Since in your predictive model the design is very like in discrete choice models within the case of binary response variables (logistic regression for example would be relevant here), the problem could be approached in the same manner.

First of all you may consider the generalized $R^2$. Note the last suggestion to scale the $R^2$ by the $R^2_{max}$ that insures the modified coefficient is below $1$.

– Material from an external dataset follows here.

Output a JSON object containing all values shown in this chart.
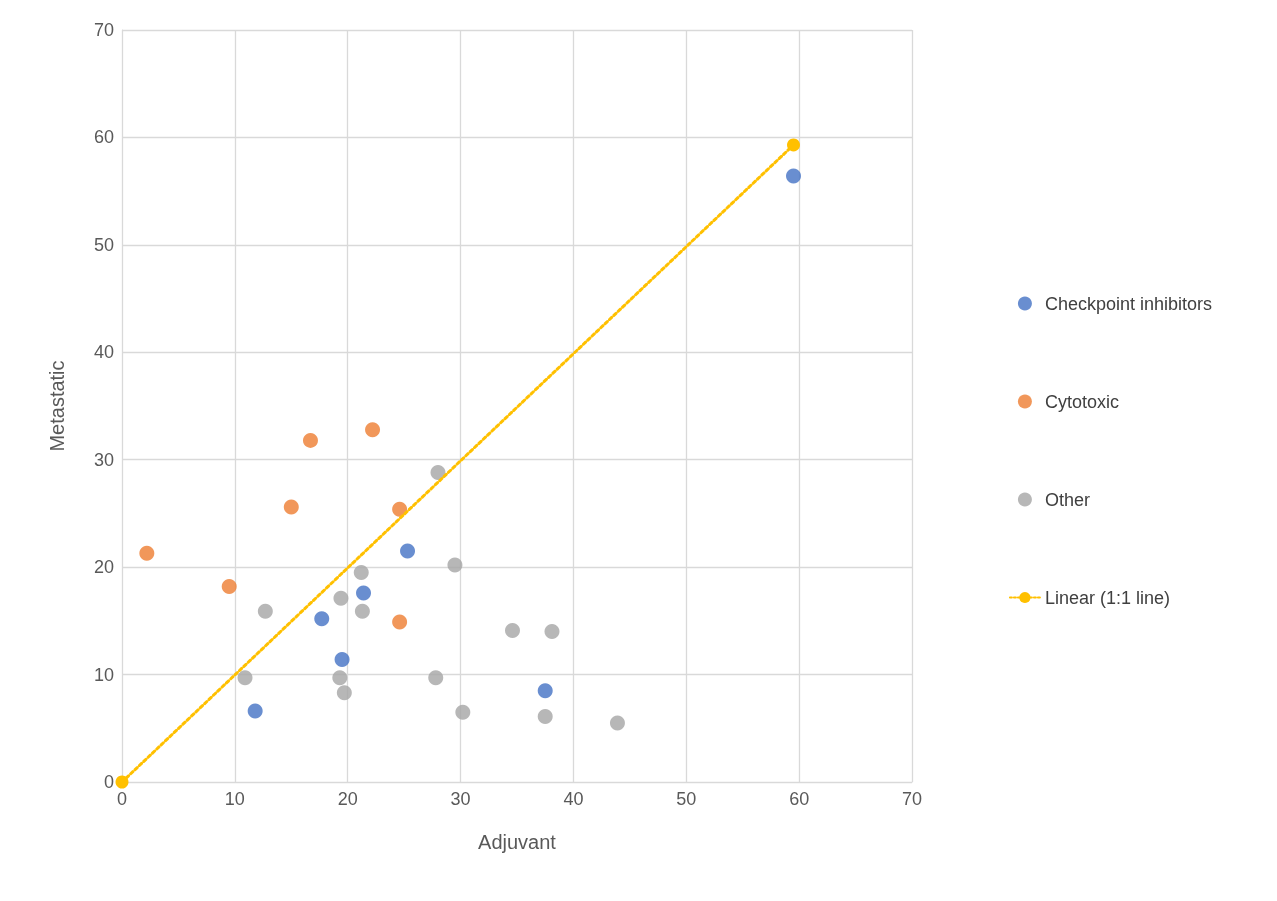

You may also consult the classical text book in econometrics (I used Greene Econometric Analysis Chapter 21.4.5, but a link from SAS help page seems also relevant) regarding the goodness-of-fit for binary response models:

• McFadden's likelihood ratio index $LRI = 1 - \frac{\log L(\theta)}{\log L(0)}$ the coefficient is pointed to have no clear interpretation though, but this one is a common build-in solution in most of the statistical software
• Another interesting suggestion is to look either on the average probability of correct predictions as in Ben-Akiva and Lerman: $R^2_{BL} = 1/n \sum_i (y_i \hat F_i - (1- y_i)\hat F_i)$, where $\hat F_i$ is the estimated probability (the estimated value you use to compare with the threshold $0.5$).
• In unbalanced samples when the number of wins is much different from the number of losses the $R^2_{BL}$ underestimates the smaller group, so you may introduce a measure that compares average correct and incorrect cases $\lambda = (average \hat F_i | y_i = 1) - (average \hat F_i | y_i = 0)$ Cramer's $\lambda$ heavily penalizes incorrect answers.
• Note that for the unbalanced datasets it is recommended to be cautious about the naive threshold value of $0.5$ since in that case a smaller group risks to be unpredicted too often.
• The other suggestions for the $R^2$ augmentation are in the abovementioned SAS help page (to be frank, I have never used one thus has no clear opinion regarding them, but the Cragh-Uhler 1 is exactly the generalized coefficient of determination from the wiki page).